Petron’s 2015 net income improved from its P3 billion net income in 2014. The company attributed the increase to better refining margins, effective risk management and surge in sales volume.

“Petron beat expectations and posted solid results last year,” A Petron media release cited Ramon Ang, the firm’s president, as saying. “Low domestic prices and continued growth in the Philippine and Malaysian economies, coupled with our strategic investments, enabled us to reach record-breaking sales volumes.”

“We are right where we want to be as we continued to grow our business profitably and sustainably,” he added.

The oil refining firm also said that its Philippine and Malaysian operations had a combined sales volume of 98 million barrels in 2015. It grew 13 percent from the 86.5 million barrels sold in 2014. Local sales volume also increased with strong demand coming from reseller, industrial and liquefied petroleum gas (LPG) segments.

As for Petron’s service stations in the Philippines, sales grew by 11percent while LPG grew 16 percent over the period compared to 2014.

“We are definitely on track to deliver better results this year as we reap the benefits of our expansion and upgrading projects.

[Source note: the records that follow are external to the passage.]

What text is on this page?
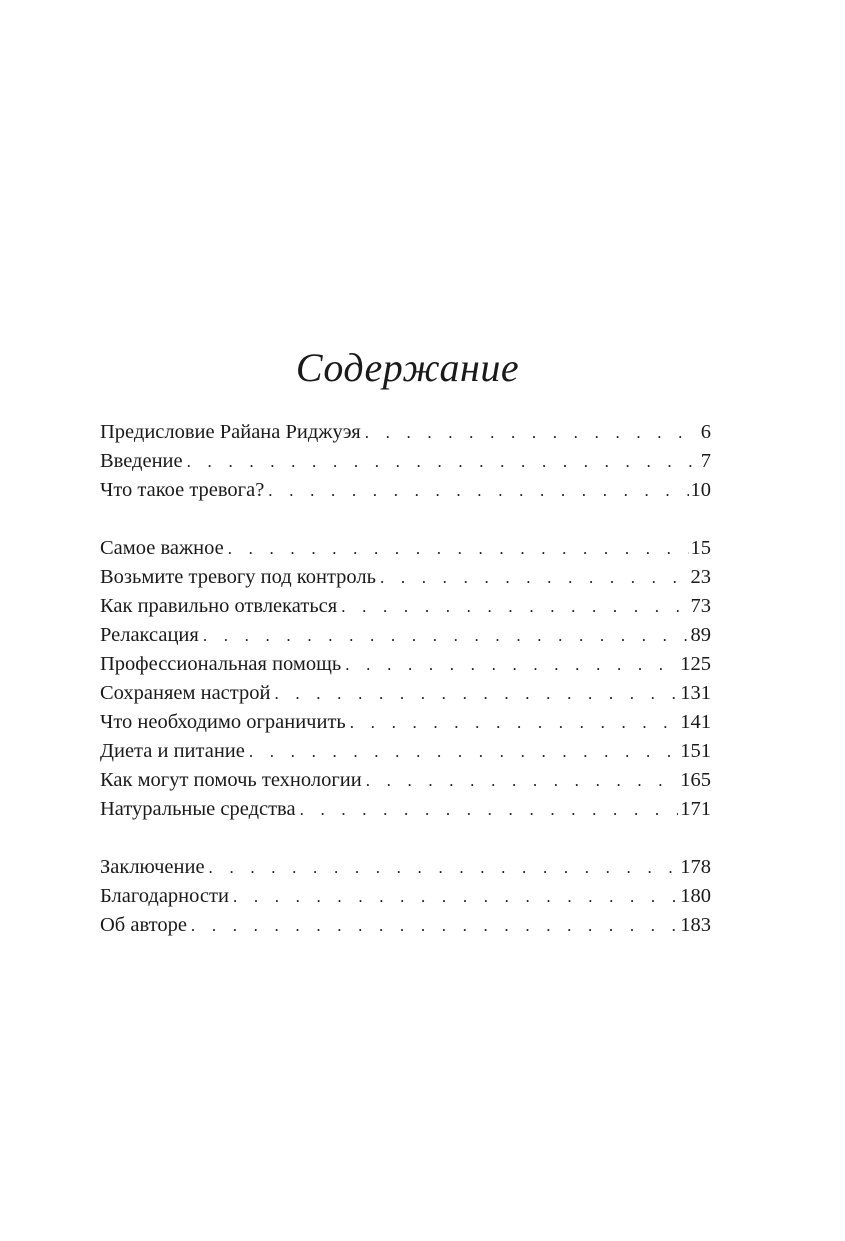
Содержание
Предисловие Райана Риджуэя . . .	6
Введение . . .	7
Что такое тревога? . . .	10
Самое важное . . .	15
Возьмите тревогу под контроль . . .	23
Как правильно отвлекаться . . .	73
Релаксация . . .	89
Профессиональная помощь . . .	125
Сохраняем настрой . . .	131
Что необходимо ограничить . . .	141
Диета и питание . . .	151
Как могут помочь технологии . . .	165
Натуральные средства . . .	171
Заключение . . .	178
Благодарности . . .	180
Об авторе . . .	183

We are well-positioned to take advantage of business opportunities in the downstream oil industry and sustain our growth momentum,” Ang said.

Meanwhile in Malaysia, Petron’s retail gasoline volumes grew by 11 percent, thanks to its rebranding and upgrading program. However, the company registered P360.2 billion in sales revenue, which went down 25 percent from P482.5 billion. The lower sales revenue is blamed on oil prices, which dropped to nearly 50 percent.